The paradigm shift: from gasoline to electric cars
6 November 21
Until recently, many drivers considered electric vehicles a distant prospect. Now it’s typical to consider an electric vehicle as their next purchase. In Europe, between April and June of this year, one out of every twelve automobiles sold were electric.
If we include hybrid cars that run on an engine and a battery, the percentage jumps to one in three. Electric car sales in Europe have risen from 198,000 in 2018 to 1.17 million this year. What does this mean for our lives and the car industry? Let’s get to it.
What is the reason behind this shift from gasoline to EV? Some might say that politics has a role in some explanations with the main reason being to reduce gas emissions and pollution.
As regulatory rules tighten, there is little space left for gasoline-driven cars to continue production. While automakers have spoken about producing EVs for years, political pressure has pushed them to undertake the first serious attempt to sell them in large quantities.
The United Kingdom has already declared plans to phase out the sale of gasoline and diesel automobiles entirely by 2035, while Norway aims for a 2025 deadline. The EU has proposed its own de facto ban by 2035.
Until recently, the absence of a marketable “product” was the primary stop for people purchasing an electric vehicle. However, automakers have been working nonstop to create appealing battery versions.
After years of promoting concept models at auto shows, carmakers now sell a range of electric cars. From small city cars to massive family wagons, dozens more are on the way in the next few years.
While many are still more expensive than gasoline cars, they have far lower operating expenses — significantly as global gasoline prices increase — and most governments continue to give hefty purchasing incentives.
“It’s that seismic, it [electric vehicles] changes everything, and to such an extent that any players that don’t pivot fast enough, that don’t invest, are unlikely to survive into the future,” says Palmer, CEO of Switch Mobility.

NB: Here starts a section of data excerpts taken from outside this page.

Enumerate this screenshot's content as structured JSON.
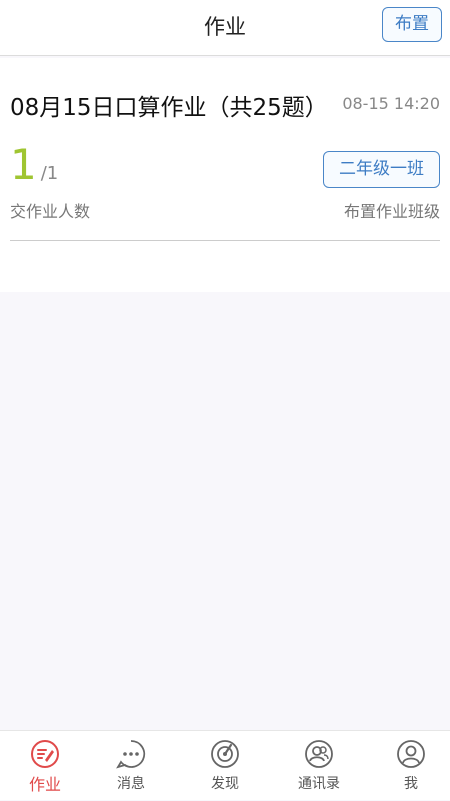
{
  "header": {
    "title": "作业",
    "publish_label": "布置"
  },
  "homework": {
    "title": "08月15日口算作业（共25题）",
    "time": "08-15 14:20",
    "submitted_count": "1",
    "total_count": "/1",
    "submitted_label": "交作业人数",
    "class_name": "二年级一班",
    "class_label": "布置作业班级"
  },
  "tabs": [
    {
      "label": "作业",
      "icon": "homework-icon",
      "active": true
    },
    {
      "label": "消息",
      "icon": "message-icon",
      "active": false
    },
    {
      "label": "发现",
      "icon": "discover-icon",
      "active": false
    },
    {
      "label": "通讯录",
      "icon": "contacts-icon",
      "active": false
    },
    {
      "label": "我",
      "icon": "profile-icon",
      "active": false
    }
  ],
  "colors": {
    "accent_blue": "#3d7cc4",
    "count_green": "#9fc531",
    "active_red": "#e04a4a"
  }
}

So, what’s your next car going to be?
If government incentives and gasoline prices continue to increase, more people will buy into the EV revolution in no time. With the many perks that come with it, so do drawbacks. Weighing out options like design, mileage, available seats, etc., may be the ultimate game-changer for many of us.
Ultimately, our primary concern should be the amount of emissions released every year and how we can reduce them by driving an electric car.